In questo esempio la funzione getMessaggio() prevede, oltre al primo parametro, anche un secondo che corrisponde alla funzione di callback da invocare nel caso si sia verificato un errore durante l'acquisizione del messaggio. In aggiunta, dopo aver ricevuto il messaggio, la callback lo inoltra tramite la funzione sendMessaggio(). Anche questa funzione prevede sia la funzione di callback da eseguire dopo aver inviato con successo il messaggio che quella che gestisce la situazione d'errore.

Come possiamo vedere, però, il codice si è talmente complicato da diventare illeggibile (lo diventa certamente di più all'aumentare della complessità delle chiamate).

Per mantenere il codice compatto e facilmente manutenibile possiamo adottare il Promise Pattern.

Secondo questo pattern, una promise è un oggetto che rappresenta il risultato pendente di un'operazione asincrona. Questo oggetto può essere usato per definire le attività da eseguire dopo che l'esecuzione asincrona è terminata.

Seguendo questo pattern, il nostro codice potrebbe trasformarsi in questo modo:

var promise = getMessaggio();
promise.done(sendMessaggio).done(function() {
	console.log("Messaggio inoltrato");
}); 
promise.fail(function(err) {
	console.log("Si è verificato un errore: " + err.message);
});

In sostanza, sia la getMessaggio() che la sendMessaggio() restituiscono una promise, cioè un oggetto che rappresenta l'esito di un'operazione asincrona.

I metodi done() e fail() di una promise consentono di specificare cosa fare dopo aver ottenuto il risultato positivo o negativo dell'elaborazione asincrona.
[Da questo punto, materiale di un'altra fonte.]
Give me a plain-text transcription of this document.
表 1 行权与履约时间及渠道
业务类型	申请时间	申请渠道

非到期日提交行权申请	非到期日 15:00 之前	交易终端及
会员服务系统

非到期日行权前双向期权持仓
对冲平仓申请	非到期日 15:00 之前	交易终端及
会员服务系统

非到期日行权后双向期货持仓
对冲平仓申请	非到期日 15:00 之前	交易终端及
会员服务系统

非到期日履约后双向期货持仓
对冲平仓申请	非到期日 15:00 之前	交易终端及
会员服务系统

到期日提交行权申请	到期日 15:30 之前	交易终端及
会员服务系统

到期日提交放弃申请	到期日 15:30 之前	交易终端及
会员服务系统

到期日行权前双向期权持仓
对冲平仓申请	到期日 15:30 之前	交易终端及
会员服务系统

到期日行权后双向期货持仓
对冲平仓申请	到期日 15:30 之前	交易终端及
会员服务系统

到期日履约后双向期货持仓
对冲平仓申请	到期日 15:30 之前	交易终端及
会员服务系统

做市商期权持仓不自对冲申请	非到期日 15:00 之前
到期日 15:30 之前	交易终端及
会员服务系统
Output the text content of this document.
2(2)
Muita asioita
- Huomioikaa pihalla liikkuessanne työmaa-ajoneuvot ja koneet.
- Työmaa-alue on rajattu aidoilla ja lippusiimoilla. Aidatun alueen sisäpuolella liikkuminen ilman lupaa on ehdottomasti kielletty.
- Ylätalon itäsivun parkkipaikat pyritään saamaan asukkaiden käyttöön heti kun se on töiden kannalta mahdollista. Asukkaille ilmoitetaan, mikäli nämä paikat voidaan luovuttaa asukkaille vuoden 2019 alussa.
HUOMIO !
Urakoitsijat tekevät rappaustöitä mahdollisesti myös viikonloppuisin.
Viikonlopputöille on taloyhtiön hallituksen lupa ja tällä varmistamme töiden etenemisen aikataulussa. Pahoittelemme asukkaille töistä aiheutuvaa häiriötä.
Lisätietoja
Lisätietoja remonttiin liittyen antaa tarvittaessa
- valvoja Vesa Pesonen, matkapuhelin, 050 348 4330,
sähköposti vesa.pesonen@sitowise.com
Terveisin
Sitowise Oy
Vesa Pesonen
Questi stessi metodi restituiscono delle promise, così possiamo concatenare più done() per mettere in sequenza operazioni asincrone in maniera più leggibile delle callback annidate.

Naturalmente il codice mostrato è solo un possibile esempio, in quanto la sintassi dipenderà da come implementiamo il supporto per le promise o quale libreria utilizziamo. Un esempio di libreria che implementa le promise è Q, ma il pattern è diventato talmente popolare in JavaScript che molte altre librerie e framework, come ad esempio jQuery o AngularJS, forniscono un supporto integrato.